Fine-Tuning BERT for Downstream Tasks
BERT's pre-trained representations can be fine-tuned for specific tasks by adding a simple output layer:
- Text classification: Use the [CLS] token representation with a classification head
- Named entity recognition: Use each token's representation with a token classification head
- Question answering: Predict the start and end positions of the answer span in a passage
- Sentence similarity: Compare [CLS] representations of two sentences
Fine-tuning typically takes only a few epochs on task-specific data, making BERT extremely practical for production applications. The pre-trained model handles the "understanding" while the thin fine-tuning layer handles the "task."
The BERT Family
BERT inspired numerous variants that addressed its limitations:
RoBERTa (2019)
Facebook's "Robustly Optimized BERT" showed that BERT was significantly undertrained. By training longer, on more data, with larger batches, and removing NSP, RoBERTa substantially outperformed the original BERT.
ALBERT (2019)
ALBERT reduced BERT's parameter count through two techniques: factorized embedding parameterization and cross-layer parameter sharing. An ALBERT model with 18x fewer parameters matched BERT-large's performance.
DistilBERT (2019)
DistilBERT used knowledge distillation to compress BERT into a model 60% smaller and 60% faster while retaining 97% of its language understanding capabilities. This made BERT practical for edge deployment.
DeBERTa (2021)
DeBERTa introduced disentangled attention that separates content and position representations, along with an enhanced mask decoder.

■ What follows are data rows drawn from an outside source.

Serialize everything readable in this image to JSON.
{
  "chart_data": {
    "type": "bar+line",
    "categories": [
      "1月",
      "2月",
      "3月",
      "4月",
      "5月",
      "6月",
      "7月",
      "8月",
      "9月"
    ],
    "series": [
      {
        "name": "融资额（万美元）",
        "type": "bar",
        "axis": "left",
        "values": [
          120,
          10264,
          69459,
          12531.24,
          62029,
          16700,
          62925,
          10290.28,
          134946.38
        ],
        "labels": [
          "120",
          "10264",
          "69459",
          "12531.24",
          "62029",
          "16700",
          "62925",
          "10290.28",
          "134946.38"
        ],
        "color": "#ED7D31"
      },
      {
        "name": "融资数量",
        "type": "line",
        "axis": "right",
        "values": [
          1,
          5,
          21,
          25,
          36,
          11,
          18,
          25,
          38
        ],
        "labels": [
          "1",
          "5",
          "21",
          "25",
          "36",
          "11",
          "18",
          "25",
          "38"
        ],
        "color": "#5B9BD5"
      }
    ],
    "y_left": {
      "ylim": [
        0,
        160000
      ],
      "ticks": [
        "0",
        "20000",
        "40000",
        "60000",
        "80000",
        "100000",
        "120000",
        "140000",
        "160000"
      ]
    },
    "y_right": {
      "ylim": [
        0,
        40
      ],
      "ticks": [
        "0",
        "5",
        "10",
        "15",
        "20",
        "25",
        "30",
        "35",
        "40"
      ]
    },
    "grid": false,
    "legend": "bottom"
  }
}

It surpassed human performance on the SuperGLUE benchmark.
Key Takeaway
While GPT-style decoder models dominate text generation, BERT-family encoder models remain the standard for text understanding tasks like classification, search, entity recognition, and similarity matching in production systems.
BERT's Lasting Impact
BERT transformed Google Search in 2019, improving the understanding of roughly 10% of English queries. It remains deployed in search engines, recommendation systems, content moderation, and countless production NLP systems worldwide.
More broadly, BERT established the paradigm of "pre-train then fine-tune" that became the standard approach for NLP. While the specific architecture has been superseded by larger and more capable models, BERT's conceptual contributions -- bidirectional context, masked language modeling, and transfer learning for NLP -- remain foundational to the field.